De entrada, pertenecen a dos mundos distintos: el
germano y el latino. Es una cuestión de caracteres. Por un lado la piedad, la
sumisión y la resignación a permanecer en un estatus femenino del que no se
puede escapar, ni siquiera siendo reina; por el otro, el pragmatismo inglés y
la ambición desmedida, hija del inconformismo y de la soberbia. Dos
temperamentos y dos credos muy distintos. Por un lado: la reina católica, humilde
y paciente. Sometida primero a la voluntad de sus padres para inclinarse, más
tarde, ante la de su caprichoso esposo. Una mujer sencilla y de pocos alardes,
digna y discreta. Por el otro: una joven educada en los placeres mundanos, a la
que gusta que la miren y la admiren; una mujer que no se conforma con el lugar
que ocupa en la sociedad y en la corte. Quiere más de lo que la vida le ha
ofrecido hasta ahora, y sabe muy bien cómo conseguirlo.

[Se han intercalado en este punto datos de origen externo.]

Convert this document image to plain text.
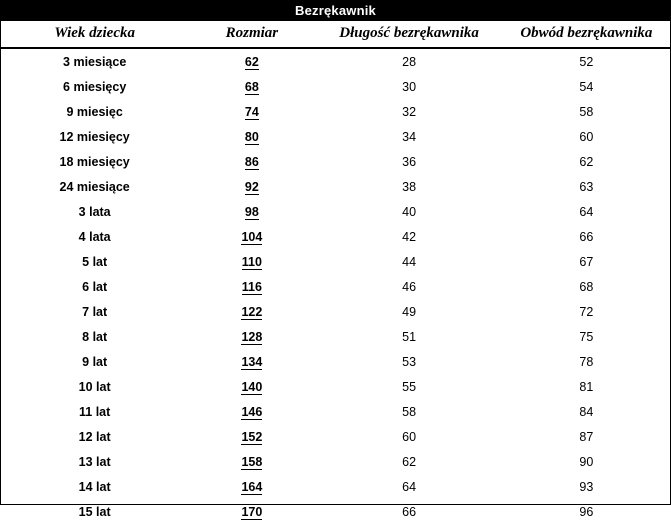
Bezrękawnik
Wiek dziecka	Rozmiar	Długość bezrękawnika	Obwód bezrękawnika
3 miesiące	62	28	52
6 miesięcy	68	30	54
9 miesięc	74	32	58
12 miesięcy	80	34	60
18 miesięcy	86	36	62
24 miesiące	92	38	63
3 lata	98	40	64
4 lata	104	42	66
5 lat	110	44	67
6 lat	116	46	68
7 lat	122	49	72
8 lat	128	51	75
9 lat	134	53	78
10 lat	140	55	81
11 lat	146	58	84
12 lat	152	60	87
13 lat	158	62	90
14 lat	164	64	93
15 lat	170	66	96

¿Acaso no es piadosa, no es temerosa de Dios? Sí,
por supuesto, ¿quién se atrevería a no serlo en esos tiempos? Pero una cosa es
la devoción religiosa y la lectura privada e íntima de la Biblia , y otra muy distinta
la vida fastuosa dn la corte.
Comparar a Catalina y a Ana es comparar la
inflexibilidad, el rigor y la obstinación del catolicismo frente al sentido
común, la maleabilidad y la tolerancia del protestantismo. Tan importante como
su juventud y su fertilidad innegables, es el hecho de que Ana abraza ya las
ideas reformistas que han ido infiltrándose en Inglaterra en los últimos años.
¿Habría consentido una mujer católica en que Enrique rompiera con la Iglesia de Roma, hubiera
podido sobrellevar ese sentimiento de culpa?
Ana no se sentirá culpable de esa ruptura con el
Papa, antes al contrario: la incitará, la provocará conscientemente. La
voluntad de Enrique —que es la suya misma— está por encima de todo. Incluso por
encima de la obediencia a Roma.
Culturalmente, ambas mujeres están a la par; las
dos han recibido una esmerada educación humanista. Probablemente la más acusada
diferencia sea que, mientras que una fue educada en una España oscura, de
intolerancia religiosa propiciada por la temible Inquisición, la otra pasó su
infancia y adolescencia en la corte francesa: alegre y festiva, donde los placeres
no sólo estaban permitidos, sino que parecían de obligado disfrute.